Parrotfish poop

Giovanna Fasanelli | VOLUME 31, ISSUE 3

The fine sand on a tropical beach might be more than you bargained for …

You’re enjoying a romantic stroll along the fine, white sandy beach of your dream holiday resort, the glow of the setting sun bathing your smiling faces. Encountering a young child happily humming to itself while putting the finishing touches to a sandcastle, you remark upon the fine nature of the creation. The child responds nonchalantly: “Yes … fish poo makes a great building material!”

You’ve discovered the unromantic truth: most of the sand caressing your toes has been pooped out by parrotfish.

Parrotfish inhabit all shallow tropical and subtropical oceans of the world. To fishermen, they’re known for their tasty flesh and, to underwater divers and snorkelers, for their astounding colours.

Like cattle are to grassland, so are parrotfish to a reef. Any form of algae, or coral covered in algae – or anything that photosynthesises, for that matter – is in serious danger of becoming parrotfish food. As these voracious grazers move throughout the reef, they use their hardened, beak-like teeth to scrape algae off the substrate and, in doing so, collect layers and chunks of the reef itself. Once their pharyngeal mill (a special grinding apparatus in the throat) has suitably ground the hard calcium carbonate into cement-like ooze, it passes through the extensive digestive tract, which extracts the nutrient-rich, living material. Then the parrotfish releases the ‘cleaned’ reef powder into the water column – some of it makes its way, through incessant wave and wind action over time, onto your dream beach.

The bumphead, or humphead, parrotfish (Bolbometopon muricatum) is the ‘Big’ Bill Cavubati of the reef fish world. At 46kg and 1.3m length, it is the largest of the 80 or so species in the Scaridae family. Competing males can be seen smashing their scarred, bulbous heads together in showdowns of brute strength. Unfortunately, these huge fish are targeted by fishermen throughout their range in the Pacific and Indian Oceans, which makes finding them rather challenging. Protection within marine reserves has enabled impressive schools to form – a sight to behold and well worth seeking out as an underwater observer.

Usually, their presence is heard before it is seen, as the collective crunching sound of dozens of these heavyweight fish is very audible. Like a band of careless marauders, they move over the reef, smashing their heads into the substrate while biting, scraping and snapping off thumb-sized pieces of coral. When they excrete the remains, the clouds of crushed reef particles fall through the water column like spilt milk. It is estimated that an individual bumphead parrotfish can consume and excrete over five tons of coral each year. As such, they’re one of the reef’s most important agents of bioerosion.
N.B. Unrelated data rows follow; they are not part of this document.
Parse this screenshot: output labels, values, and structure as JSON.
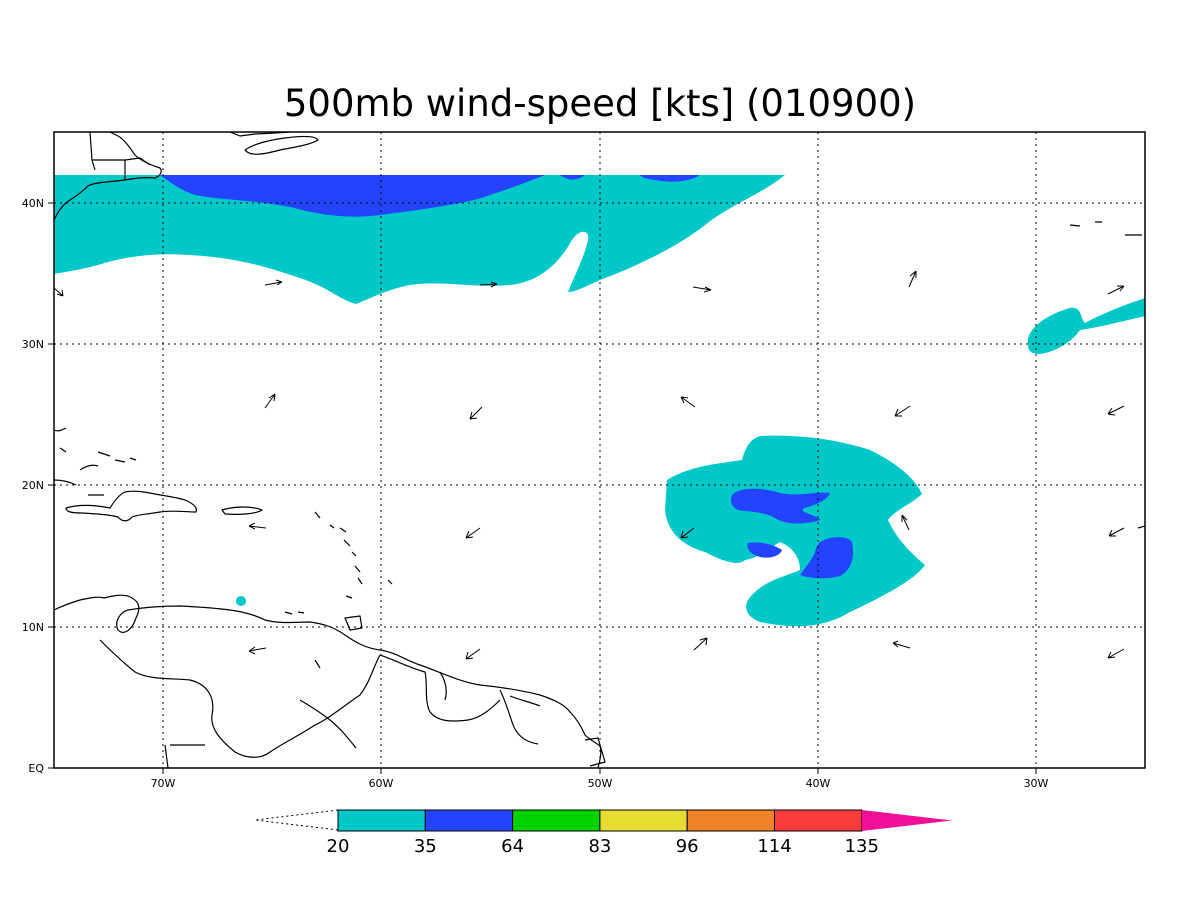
{
  "title": "500mb wind-speed [kts] (010900)",
  "map": {
    "lon_labels": [
      "70W",
      "60W",
      "50W",
      "40W",
      "30W"
    ],
    "lat_labels": [
      "40N",
      "30N",
      "20N",
      "10N",
      "EQ"
    ],
    "lon_range": [
      -75,
      -25
    ],
    "lat_range": [
      0,
      45
    ]
  },
  "colorbar": {
    "levels": [
      "20",
      "35",
      "64",
      "83",
      "96",
      "114",
      "135"
    ],
    "colors": [
      "#00c8c8",
      "#2443ff",
      "#00d200",
      "#e6dc32",
      "#f08228",
      "#fa3c3c",
      "#f00f96"
    ]
  },
  "colors": {
    "band_20_35": "#00c8c8",
    "band_35_64": "#2443ff",
    "coastline": "#000000"
  }
}
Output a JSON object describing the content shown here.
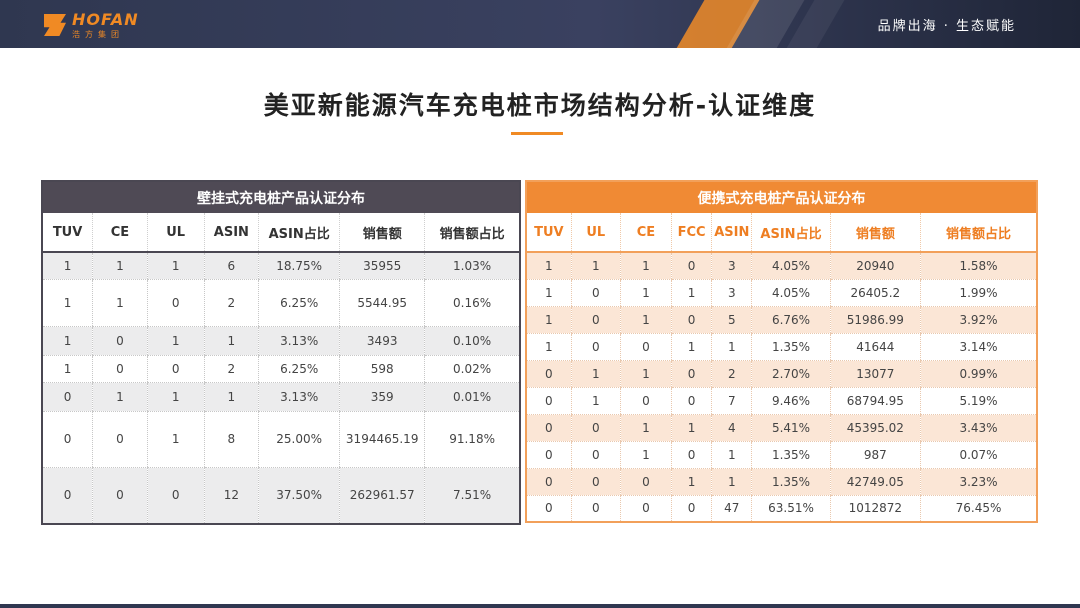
{
  "header": {
    "logo_name": "HOFAN",
    "logo_sub": "浩方集团",
    "slogan": "品牌出海 · 生态赋能"
  },
  "title": "美亚新能源汽车充电桩市场结构分析-认证维度",
  "wall_table": {
    "caption": "壁挂式充电桩产品认证分布",
    "headers": [
      "TUV",
      "CE",
      "UL",
      "ASIN",
      "ASIN占比",
      "销售额",
      "销售额占比"
    ],
    "rows": [
      [
        "1",
        "1",
        "1",
        "6",
        "18.75%",
        "35955",
        "1.03%"
      ],
      [
        "1",
        "1",
        "0",
        "2",
        "6.25%",
        "5544.95",
        "0.16%"
      ],
      [
        "1",
        "0",
        "1",
        "1",
        "3.13%",
        "3493",
        "0.10%"
      ],
      [
        "1",
        "0",
        "0",
        "2",
        "6.25%",
        "598",
        "0.02%"
      ],
      [
        "0",
        "1",
        "1",
        "1",
        "3.13%",
        "359",
        "0.01%"
      ],
      [
        "0",
        "0",
        "1",
        "8",
        "25.00%",
        "3194465.19",
        "91.18%"
      ],
      [
        "0",
        "0",
        "0",
        "12",
        "37.50%",
        "262961.57",
        "7.51%"
      ]
    ]
  },
  "portable_table": {
    "caption": "便携式充电桩产品认证分布",
    "headers": [
      "TUV",
      "UL",
      "CE",
      "FCC",
      "ASIN",
      "ASIN占比",
      "销售额",
      "销售额占比"
    ],
    "rows": [
      [
        "1",
        "1",
        "1",
        "0",
        "3",
        "4.05%",
        "20940",
        "1.58%"
      ],
      [
        "1",
        "0",
        "1",
        "1",
        "3",
        "4.05%",
        "26405.2",
        "1.99%"
      ],
      [
        "1",
        "0",
        "1",
        "0",
        "5",
        "6.76%",
        "51986.99",
        "3.92%"
      ],
      [
        "1",
        "0",
        "0",
        "1",
        "1",
        "1.35%",
        "41644",
        "3.14%"
      ],
      [
        "0",
        "1",
        "1",
        "0",
        "2",
        "2.70%",
        "13077",
        "0.99%"
      ],
      [
        "0",
        "1",
        "0",
        "0",
        "7",
        "9.46%",
        "68794.95",
        "5.19%"
      ],
      [
        "0",
        "0",
        "1",
        "1",
        "4",
        "5.41%",
        "45395.02",
        "3.43%"
      ],
      [
        "0",
        "0",
        "1",
        "0",
        "1",
        "1.35%",
        "987",
        "0.07%"
      ],
      [
        "0",
        "0",
        "0",
        "1",
        "1",
        "1.35%",
        "42749.05",
        "3.23%"
      ],
      [
        "0",
        "0",
        "0",
        "0",
        "47",
        "63.51%",
        "1012872",
        "76.45%"
      ]
    ]
  }
}
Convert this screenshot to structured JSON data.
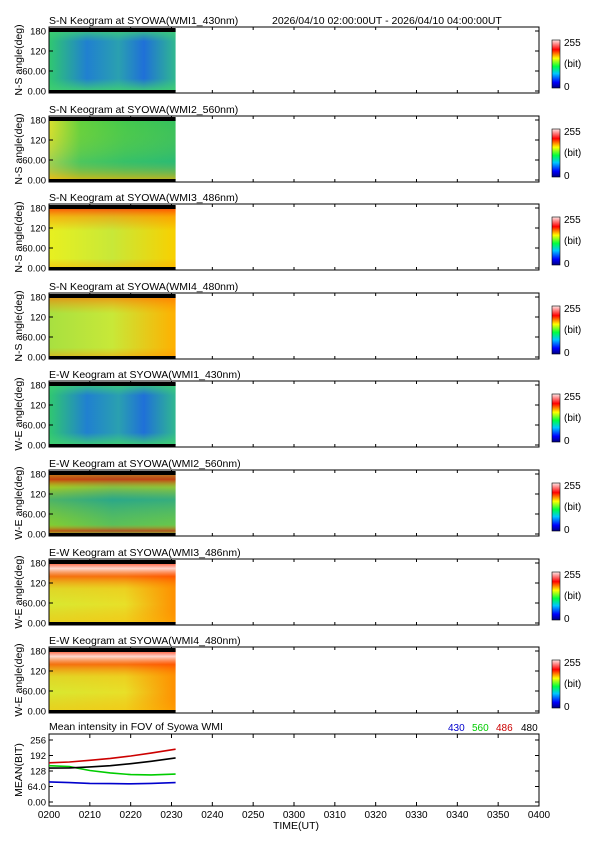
{
  "header": {
    "time_range": "2026/04/10 02:00:00UT - 2026/04/10 04:00:00UT"
  },
  "colorbar": {
    "max_label": "255",
    "unit_label": "(bit)",
    "min_label": "0"
  },
  "keogram_y_ticks": [
    "180",
    "120",
    "60.00",
    "0.00"
  ],
  "chart_data": [
    {
      "type": "heatmap",
      "title": "S-N Keogram at SYOWA(WMI1_430nm)",
      "ylabel": "N-S angle(deg)",
      "ylim": [
        0,
        180
      ],
      "data_extent_minutes": [
        0,
        31
      ],
      "palette": "blue",
      "colorbar_range": [
        0,
        255
      ]
    },
    {
      "type": "heatmap",
      "title": "S-N Keogram at SYOWA(WMI2_560nm)",
      "ylabel": "N-S angle(deg)",
      "ylim": [
        0,
        180
      ],
      "data_extent_minutes": [
        0,
        31
      ],
      "palette": "green",
      "colorbar_range": [
        0,
        255
      ]
    },
    {
      "type": "heatmap",
      "title": "S-N Keogram at SYOWA(WMI3_486nm)",
      "ylabel": "N-S angle(deg)",
      "ylim": [
        0,
        180
      ],
      "data_extent_minutes": [
        0,
        31
      ],
      "palette": "warm",
      "colorbar_range": [
        0,
        255
      ]
    },
    {
      "type": "heatmap",
      "title": "S-N Keogram at SYOWA(WMI4_480nm)",
      "ylabel": "N-S angle(deg)",
      "ylim": [
        0,
        180
      ],
      "data_extent_minutes": [
        0,
        31
      ],
      "palette": "warm2",
      "colorbar_range": [
        0,
        255
      ]
    },
    {
      "type": "heatmap",
      "title": "E-W Keogram at SYOWA(WMI1_430nm)",
      "ylabel": "W-E angle(deg)",
      "ylim": [
        0,
        180
      ],
      "data_extent_minutes": [
        0,
        31
      ],
      "palette": "blue",
      "colorbar_range": [
        0,
        255
      ]
    },
    {
      "type": "heatmap",
      "title": "E-W Keogram at SYOWA(WMI2_560nm)",
      "ylabel": "W-E angle(deg)",
      "ylim": [
        0,
        180
      ],
      "data_extent_minutes": [
        0,
        31
      ],
      "palette": "greenred",
      "colorbar_range": [
        0,
        255
      ]
    },
    {
      "type": "heatmap",
      "title": "E-W Keogram at SYOWA(WMI3_486nm)",
      "ylabel": "W-E angle(deg)",
      "ylim": [
        0,
        180
      ],
      "data_extent_minutes": [
        0,
        31
      ],
      "palette": "hot",
      "colorbar_range": [
        0,
        255
      ]
    },
    {
      "type": "heatmap",
      "title": "E-W Keogram at SYOWA(WMI4_480nm)",
      "ylabel": "W-E angle(deg)",
      "ylim": [
        0,
        180
      ],
      "data_extent_minutes": [
        0,
        31
      ],
      "palette": "hot",
      "colorbar_range": [
        0,
        255
      ]
    },
    {
      "type": "line",
      "title": "Mean intensity in FOV of Syowa WMI",
      "xlabel": "TIME(UT)",
      "ylabel": "MEAN(BIT)",
      "x_ticks": [
        "0200",
        "0210",
        "0220",
        "0230",
        "0240",
        "0250",
        "0300",
        "0310",
        "0320",
        "0330",
        "0340",
        "0350",
        "0400"
      ],
      "xlim_minutes": [
        0,
        120
      ],
      "y_ticks": [
        "256",
        "192",
        "128",
        "64.0",
        "0.00"
      ],
      "ylim": [
        0,
        256
      ],
      "series": [
        {
          "name": "430",
          "color": "#0000cc",
          "x": [
            0,
            5,
            10,
            15,
            20,
            25,
            31
          ],
          "y": [
            83,
            80,
            77,
            76,
            75,
            77,
            80
          ]
        },
        {
          "name": "560",
          "color": "#00cc00",
          "x": [
            0,
            5,
            10,
            15,
            20,
            25,
            31
          ],
          "y": [
            150,
            146,
            130,
            120,
            113,
            112,
            115
          ]
        },
        {
          "name": "486",
          "color": "#cc0000",
          "x": [
            0,
            5,
            10,
            15,
            20,
            25,
            31
          ],
          "y": [
            162,
            165,
            172,
            180,
            190,
            202,
            218
          ]
        },
        {
          "name": "480",
          "color": "#000000",
          "x": [
            0,
            5,
            10,
            15,
            20,
            25,
            31
          ],
          "y": [
            140,
            141,
            145,
            150,
            158,
            168,
            182
          ]
        }
      ]
    }
  ]
}
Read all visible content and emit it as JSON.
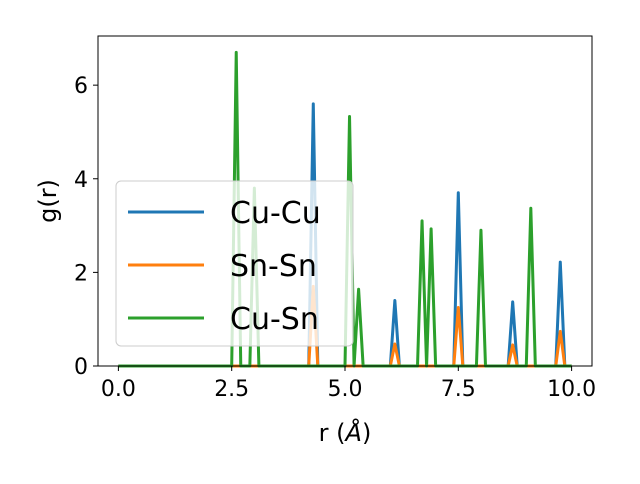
{
  "chart_data": {
    "type": "line",
    "xlabel": "r (",
    "xlabel_unit": "Å",
    "xlabel_close": ")",
    "ylabel": "g(r)",
    "xlim": [
      -0.45,
      10.45
    ],
    "ylim": [
      0,
      7.05
    ],
    "xticks": [
      0.0,
      2.5,
      5.0,
      7.5,
      10.0
    ],
    "xtick_labels": [
      "0.0",
      "2.5",
      "5.0",
      "7.5",
      "10.0"
    ],
    "yticks": [
      0,
      2,
      4,
      6
    ],
    "ytick_labels": [
      "0",
      "2",
      "4",
      "6"
    ],
    "grid": false,
    "legend_position": "center-left",
    "series": [
      {
        "name": "Cu-Cu",
        "color": "#1f77b4",
        "peaks": [
          [
            4.3,
            5.6
          ],
          [
            6.1,
            1.4
          ],
          [
            7.5,
            3.7
          ],
          [
            8.7,
            1.37
          ],
          [
            9.75,
            2.22
          ]
        ]
      },
      {
        "name": "Sn-Sn",
        "color": "#ff7f0e",
        "peaks": [
          [
            4.3,
            1.7
          ],
          [
            6.1,
            0.47
          ],
          [
            7.5,
            1.25
          ],
          [
            8.7,
            0.45
          ],
          [
            9.75,
            0.74
          ]
        ]
      },
      {
        "name": "Cu-Sn",
        "color": "#2ca02c",
        "peaks": [
          [
            2.6,
            6.7
          ],
          [
            3.0,
            3.8
          ],
          [
            5.1,
            5.33
          ],
          [
            5.3,
            1.64
          ],
          [
            6.7,
            3.1
          ],
          [
            6.9,
            2.93
          ],
          [
            8.0,
            2.9
          ],
          [
            9.1,
            3.37
          ]
        ]
      }
    ]
  }
}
Another unromantic truth about parrotfish is that they are classic models for sex change. A female can undergo a radical transformation, during which her gonads switch from featuring ovaries, to testes. She grows bigger, more muscular and, in many cases, ends up looking completely different … so much so that you may think she-turned-he was a different species altogether.

In many parrotfish societies, a large, flashy-looking male dominates a harem of females, but if something were to happen to him a female, or subordinate male, will undergo the necessary morphological changes to take his place.

So, with all this in mind … will those romantic, tropical beach strolls ever be the same again?